Consider the fractional parts $\{0\cdot x\},\{1\cdot x\}, \{2\cdot x\},\dots, \{n^m\cdot x\}$. They all belong to the the unit cube $[0,1)^m$.
We can split the cube by splitting each edge into $n$ subintervals and form a grid:
$$[0,1)^m=\bigcup_{(j_1,\dots,j_m)\in\{1,\dots,n\}^m } [\frac{j_1-1}{n},\frac{j_1}{n})\times\dots\times [\frac{j_m-1}{n},\frac{j_m}{n})$$
Each small cube is an $m$-dimensional cube whose sides are open intervals of size $1/n$.
Since we have $n^m+1$ pigeons/vectors and only $n^m$ holes (as we have $m$-dimensional cube whose sides are open intervals of size $1/n$, so n subintervals in total), the pigeonhole principle implies that there are distinct k, l, with $0\le k<\ell\le n^m$ such that $$\{k\cdot x\}=(\{kx_1\},\dots,\{kx_m\}),$$ $$\{l\cdot x\}=(\{lx_1\},\dots,\{lx_m\})$$are in the same small cube.
This implies in particular that $|\{kx_i\}-\{lx_i\}|<1/n$, so there is some integer $p_i$ such that $|(k-l)x_i-p_i|<1/n$. So, making $q=|k-l|$, we get $|x_i-p_i/q|<1/nq$. (*)
Thus if $α_1,\dots,α_m\in \mathbb R$ and $n\ge 1$ is an integer, then there are integers $p_1,\dots,p_m$ and there exists an integer $q$ with $1\le q\le n^m$ such that $\left|x_j-\frac {p_j}q\right|<\frac 1{qn}$ when we list out (*), i.e. all $|\{kx_i\}-\{lx_i\}|<1/n$ for i between 1 and m (including 1 and m).
This directly proves our problem when we make m=2.
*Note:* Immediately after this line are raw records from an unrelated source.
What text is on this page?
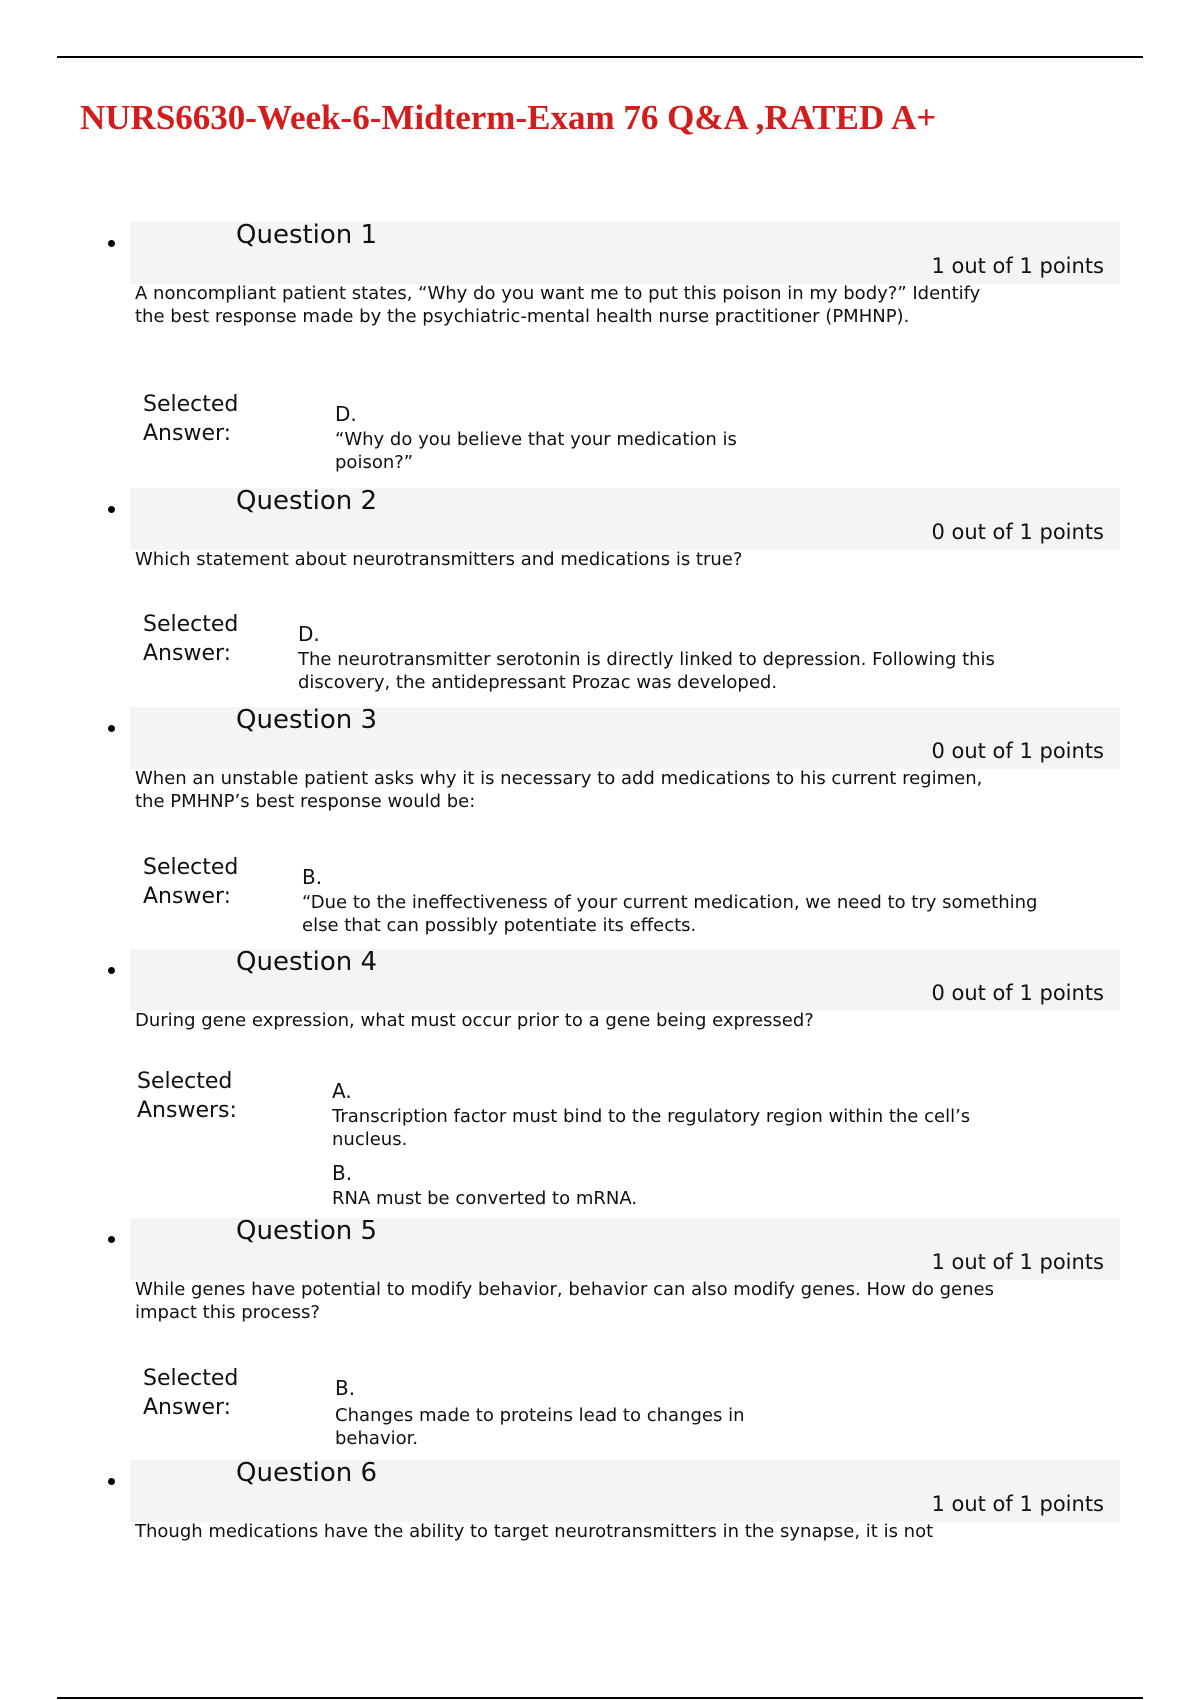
NURS6630-Week-6-Midterm-Exam 76 Q&A ,RATED A+
Question 1
1 out of 1 points
A noncompliant patient states, “Why do you want me to put this poison in my body?” Identify the best response made by the psychiatric-mental health nurse practitioner (PMHNP).
Selected Answer:
D.
“Why do you believe that your medication is poison?”
Question 2
0 out of 1 points
Which statement about neurotransmitters and medications is true?
Selected Answer:
D.
The neurotransmitter serotonin is directly linked to depression. Following this discovery, the antidepressant Prozac was developed.
Question 3
0 out of 1 points
When an unstable patient asks why it is necessary to add medications to his current regimen, the PMHNP’s best response would be:
Selected Answer:
B.
“Due to the ineffectiveness of your current medication, we need to try something else that can possibly potentiate its effects.
Question 4
0 out of 1 points
During gene expression, what must occur prior to a gene being expressed?
Selected Answers:
A.
Transcription factor must bind to the regulatory region within the cell’s nucleus.
B.
RNA must be converted to mRNA.
Question 5
1 out of 1 points
While genes have potential to modify behavior, behavior can also modify genes. How do genes impact this process?
Selected Answer:
B.
Changes made to proteins lead to changes in behavior.
Question 6
1 out of 1 points
Though medications have the ability to target neurotransmitters in the synapse, it is not
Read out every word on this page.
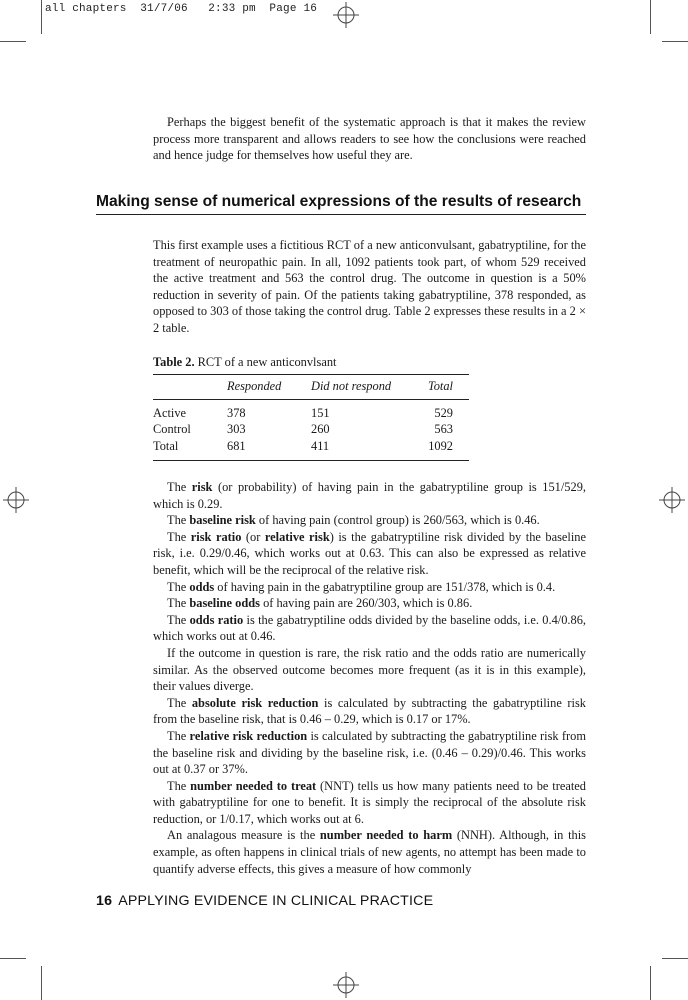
all chapters  31/7/06   2:33 pm  Page 16

Perhaps the biggest benefit of the systematic approach is that it makes the review process more transparent and allows readers to see how the conclusions were reached and hence judge for themselves how useful they are.

Making sense of numerical expressions of the results of research

This first example uses a fictitious RCT of a new anticonvulsant, gabatryptiline, for the treatment of neuropathic pain. In all, 1092 patients took part, of whom 529 received the active treatment and 563 the control drug. The outcome in question is a 50% reduction in severity of pain. Of the patients taking gabatryptiline, 378 responded, as opposed to 303 of those taking the control drug. Table 2 expresses these results in a 2 × 2 table.

Table 2. RCT of a new anticonvlsant
	Responded	Did not respond	Total
Active	378	151	529
Control	303	260	563
Total	681	411	1092

The risk (or probability) of having pain in the gabatryptiline group is 151/529, which is 0.29.

The baseline risk of having pain (control group) is 260/563, which is 0.46.

The risk ratio (or relative risk) is the gabatryptiline risk divided by the baseline risk, i.e. 0.29/0.46, which works out at 0.63. This can also be expressed as relative benefit, which will be the reciprocal of the relative risk.

The odds of having pain in the gabatryptiline group are 151/378, which is 0.4.

The baseline odds of having pain are 260/303, which is 0.86.

The odds ratio is the gabatryptiline odds divided by the baseline odds, i.e. 0.4/0.86, which works out at 0.46.

If the outcome in question is rare, the risk ratio and the odds ratio are numerically similar. As the observed outcome becomes more frequent (as it is in this example), their values diverge.

The absolute risk reduction is calculated by subtracting the gabatryptiline risk from the baseline risk, that is 0.46 – 0.29, which is 0.17 or 17%.

The relative risk reduction is calculated by subtracting the gabatryptiline risk from the baseline risk and dividing by the baseline risk, i.e. (0.46 – 0.29)/0.46. This works out at 0.37 or 37%.

The number needed to treat (NNT) tells us how many patients need to be treated with gabatryptiline for one to benefit. It is simply the reciprocal of the absolute risk reduction, or 1/0.17, which works out at 6.

An analagous measure is the number needed to harm (NNH). Although, in this example, as often happens in clinical trials of new agents, no attempt has been made to quantify adverse effects, this gives a measure of how commonly

16 APPLYING EVIDENCE IN CLINICAL PRACTICE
The idea is in the right direction, but there are a lot of mistakes in terms of notation which makes feel that the logic doesn't make sense at some moment. I'll point out the mistakes here and you can correct them. You are using $N$ unnecessarily. Your $n$ is the same as your $N$ (I'll use $n$) The same with $\alpha_i$, this is the same as $x_i$(I'll use $x_i$)
First, I think you are using the notation $$x=(x_1,\dots,x_m)$$ and $$\{k\cdot x\}=(\{kx_1\},\dots,\{kx_m\})$$
Second, the way you split your big cube is not correct (it doesn't make sense). The way you have to split your cube is by splitting each edge into $n$ subintervals and form a grid. So, the correct way to split it is $$[0,1)^m=\bigcup_{(j_1,\dots,j_m)\in\{1,\dots,n\}^m } [\frac{j_1-1}{n},\frac{j_1}{n})\times\dots\times [\frac{j_m-1}{n},\frac{j_m}{n})$$ Each small cube is an $m$-dimensional cube whose sides are open intervals of size $1/n$.
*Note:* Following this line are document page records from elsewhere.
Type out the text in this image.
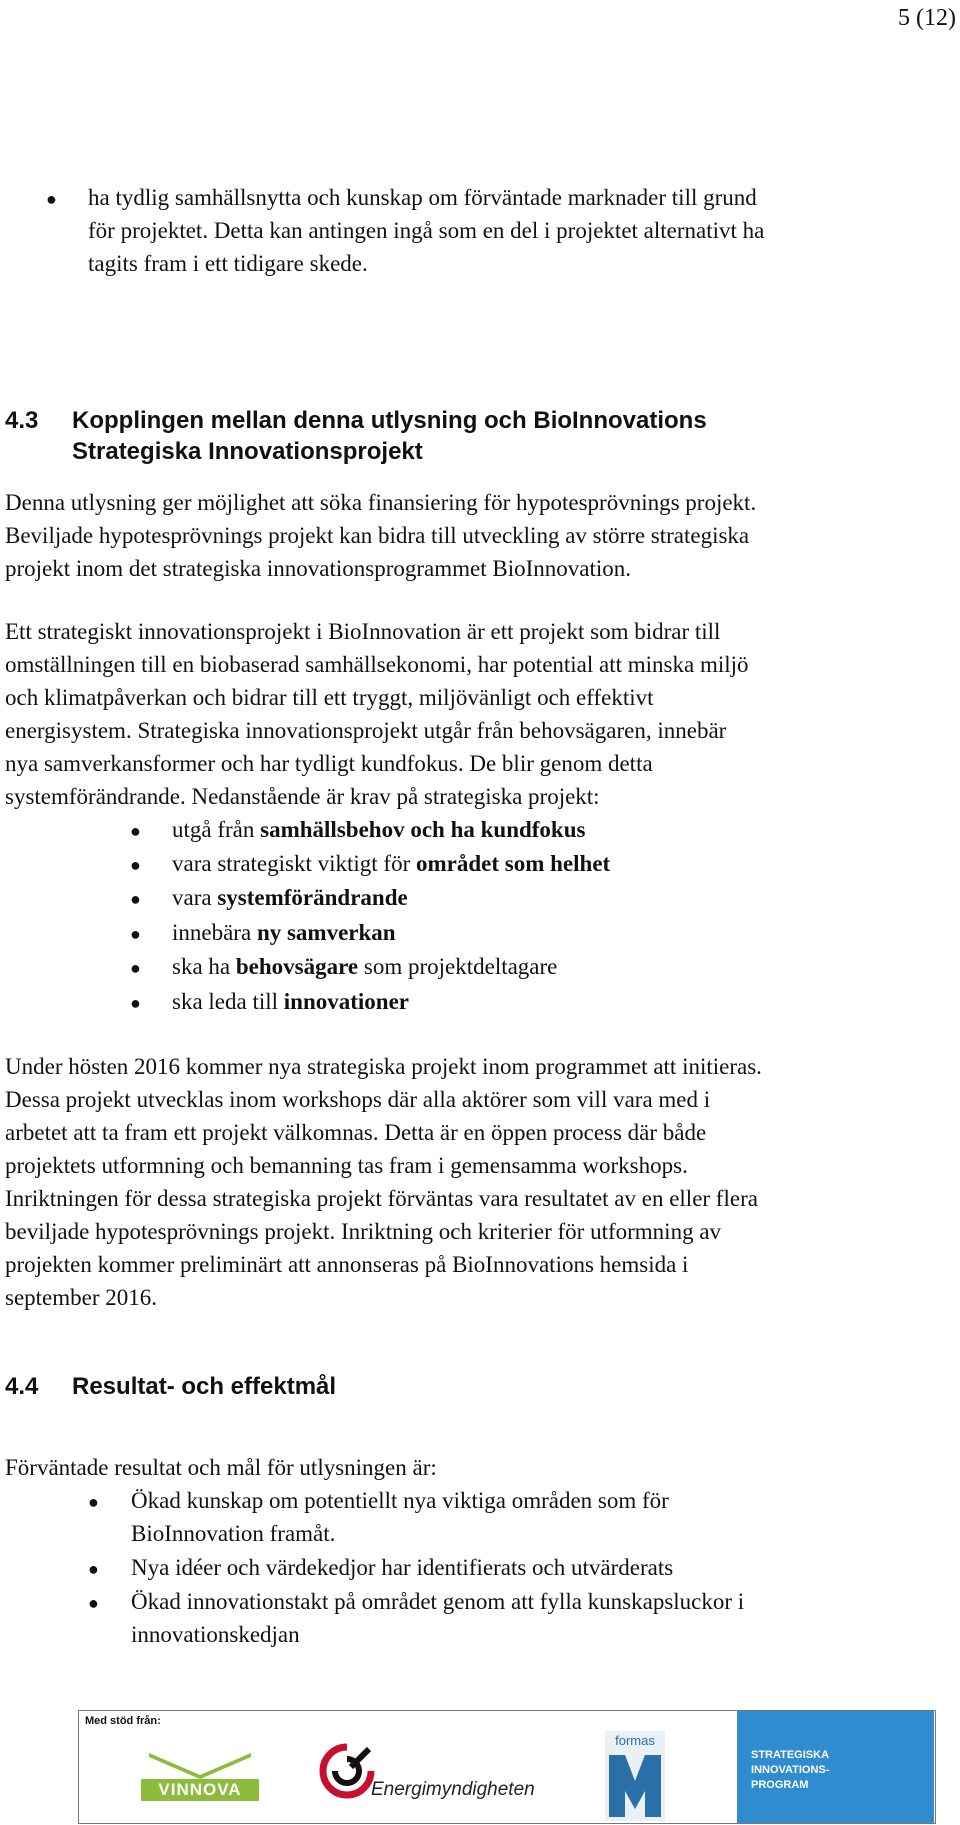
5 (12)
● ha tydlig samhällsnytta och kunskap om förväntade marknader till grund
för projektet. Detta kan antingen ingå som en del i projektet alternativt ha
tagits fram i ett tidigare skede.
4.3 Kopplingen mellan denna utlysning och BioInnovations
Strategiska Innovationsprojekt
Denna utlysning ger möjlighet att söka finansiering för hypotesprövnings projekt.
Beviljade hypotesprövnings projekt kan bidra till utveckling av större strategiska
projekt inom det strategiska innovationsprogrammet BioInnovation.
Ett strategiskt innovationsprojekt i BioInnovation är ett projekt som bidrar till
omställningen till en biobaserad samhällsekonomi, har potential att minska miljö
och klimatpåverkan och bidrar till ett tryggt, miljövänligt och effektivt
energisystem. Strategiska innovationsprojekt utgår från behovsägaren, innebär
nya samverkansformer och har tydligt kundfokus. De blir genom detta
systemförändrande. Nedanstående är krav på strategiska projekt:
● utgå från samhällsbehov och ha kundfokus
● vara strategiskt viktigt för området som helhet
● vara systemförändrande
● innebära ny samverkan
● ska ha behovsägare som projektdeltagare
● ska leda till innovationer
Under hösten 2016 kommer nya strategiska projekt inom programmet att initieras.
Dessa projekt utvecklas inom workshops där alla aktörer som vill vara med i
arbetet att ta fram ett projekt välkomnas. Detta är en öppen process där både
projektets utformning och bemanning tas fram i gemensamma workshops.
Inriktningen för dessa strategiska projekt förväntas vara resultatet av en eller flera
beviljade hypotesprövnings projekt. Inriktning och kriterier för utformning av
projekten kommer preliminärt att annonseras på BioInnovations hemsida i
september 2016.
4.4 Resultat- och effektmål
Förväntade resultat och mål för utlysningen är:
● Ökad kunskap om potentiellt nya viktiga områden som för
BioInnovation framåt.
● Nya idéer och värdekedjor har identifierats och utvärderats
● Ökad innovationstakt på området genom att fylla kunskapsluckor i
innovationskedjan
Med stöd från:
VINNOVA	Energimyndigheten
formas
STRATEGISKA
INNOVATIONS-
PROGRAM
Now as you said, by Pigeon hole principle there are distinct $k,l$ such that $$\{k\cdot x\}=(\{kx_1\},\dots,\{kx_m\}),$$ $$\{l\cdot x\}=(\{lx_1\},\dots,\{lx_m\})$$are in the same small cube. This implies in particular that $|\{kx_i\}-\{lx_i\}|<1/n$, so there is some integer $p_i$ such that $|(k-l)x_i-p_i|<1/n$. So, making $q=|k-l|$, you get $|x_i-p_i/q|<1/nq$.